Speech therapist. Martin’s preschool provides him a bilingual speech therapist, in accordance with his individualized education plan, or IEP. She works to unlock language skills like pronoun use and asking questions, which Martin’s ASD has hidden.

Physical therapist and occupational therapist. Martin also sees these two professionals at his preschool. Together they assist him with gross and fine motor skills, practical life lessons like watching where he’s walking and being aware of the world around him, and performing everyday tasks.

So what among all this is facilitating Martin’s progress? Adrian and I credit HANDLE therapy for helping Martin develop better control over his body and lose some of the jerkiness that characterized his earlier movement. His physical therapy likely augments HANDLE in that regard. We credit RDI with helping Martin (this is an emerging skill, coming about slowly) learn to read faces and expressions and to better pace himself with others, so that he can undertake activities like holding my hand as we walk together. His occupational therapy likely augments RDI in that regard. It’s all puzzle pieces, coming together.
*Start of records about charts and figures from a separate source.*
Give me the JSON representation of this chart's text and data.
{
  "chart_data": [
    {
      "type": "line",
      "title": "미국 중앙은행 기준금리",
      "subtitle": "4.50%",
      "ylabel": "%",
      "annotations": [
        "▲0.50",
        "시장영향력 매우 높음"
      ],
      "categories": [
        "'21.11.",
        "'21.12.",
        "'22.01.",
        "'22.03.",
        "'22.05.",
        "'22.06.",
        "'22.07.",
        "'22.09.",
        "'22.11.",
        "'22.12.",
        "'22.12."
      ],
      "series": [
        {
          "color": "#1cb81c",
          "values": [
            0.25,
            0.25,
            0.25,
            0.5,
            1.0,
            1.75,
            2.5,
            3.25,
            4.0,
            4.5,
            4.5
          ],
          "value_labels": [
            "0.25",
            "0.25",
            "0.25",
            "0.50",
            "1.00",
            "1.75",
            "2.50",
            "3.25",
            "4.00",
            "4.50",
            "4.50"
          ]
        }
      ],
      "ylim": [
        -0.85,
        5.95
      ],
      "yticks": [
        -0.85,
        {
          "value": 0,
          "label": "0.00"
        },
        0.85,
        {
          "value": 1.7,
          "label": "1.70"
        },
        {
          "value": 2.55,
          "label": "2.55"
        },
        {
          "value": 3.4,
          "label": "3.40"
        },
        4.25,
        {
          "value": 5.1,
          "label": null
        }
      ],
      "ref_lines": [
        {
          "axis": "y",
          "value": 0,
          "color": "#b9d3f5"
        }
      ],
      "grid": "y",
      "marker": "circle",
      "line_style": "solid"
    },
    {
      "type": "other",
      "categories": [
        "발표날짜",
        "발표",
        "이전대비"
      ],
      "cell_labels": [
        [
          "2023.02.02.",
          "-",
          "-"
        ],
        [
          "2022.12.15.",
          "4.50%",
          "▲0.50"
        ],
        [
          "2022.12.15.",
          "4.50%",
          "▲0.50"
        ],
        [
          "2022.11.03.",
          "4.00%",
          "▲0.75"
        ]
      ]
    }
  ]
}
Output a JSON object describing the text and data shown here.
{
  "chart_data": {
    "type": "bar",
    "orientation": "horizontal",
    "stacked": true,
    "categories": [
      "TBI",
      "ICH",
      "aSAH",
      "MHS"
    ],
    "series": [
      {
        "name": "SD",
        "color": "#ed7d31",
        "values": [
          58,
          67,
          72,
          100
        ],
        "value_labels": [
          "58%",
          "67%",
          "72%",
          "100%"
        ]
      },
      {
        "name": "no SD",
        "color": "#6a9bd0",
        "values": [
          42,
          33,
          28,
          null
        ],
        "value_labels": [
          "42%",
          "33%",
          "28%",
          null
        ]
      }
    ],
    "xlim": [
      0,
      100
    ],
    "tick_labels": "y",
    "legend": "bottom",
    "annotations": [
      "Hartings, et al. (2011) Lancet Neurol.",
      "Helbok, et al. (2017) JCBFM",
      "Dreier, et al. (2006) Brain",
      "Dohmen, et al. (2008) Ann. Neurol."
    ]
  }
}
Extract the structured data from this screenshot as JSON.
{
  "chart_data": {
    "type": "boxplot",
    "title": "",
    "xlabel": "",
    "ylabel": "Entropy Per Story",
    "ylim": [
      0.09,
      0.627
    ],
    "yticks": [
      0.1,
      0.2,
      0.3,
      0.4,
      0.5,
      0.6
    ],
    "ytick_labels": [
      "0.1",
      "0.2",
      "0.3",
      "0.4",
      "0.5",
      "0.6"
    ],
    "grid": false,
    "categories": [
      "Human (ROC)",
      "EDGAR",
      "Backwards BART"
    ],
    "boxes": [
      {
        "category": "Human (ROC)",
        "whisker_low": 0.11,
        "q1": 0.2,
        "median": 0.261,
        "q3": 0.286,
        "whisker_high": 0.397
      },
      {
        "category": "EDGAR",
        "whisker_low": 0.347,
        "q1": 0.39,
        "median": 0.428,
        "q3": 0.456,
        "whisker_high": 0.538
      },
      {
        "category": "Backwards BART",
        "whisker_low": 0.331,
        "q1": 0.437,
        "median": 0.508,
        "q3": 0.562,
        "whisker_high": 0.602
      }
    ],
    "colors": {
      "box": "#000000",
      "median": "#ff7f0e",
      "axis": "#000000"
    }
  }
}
I consider the biomedical process—the restricted diet, the supplements, the detoxification—to be the sticky backing that holds those puzzle pieces in place. It was the biomedical process that got Martin sleeping and rested, eased his gut pain, and reduced the lethargy that used to characterize his days. Without that foundation, the pieces would probably still jiggle around, unable to interlock fully. Without the stronger body biomedical recovery is giving us, the therapies could have less effect.

A little bit here, a little bit there. I don’t want to spend too much time figuring out what progress comes from where, so long as we’re moving in the right direction.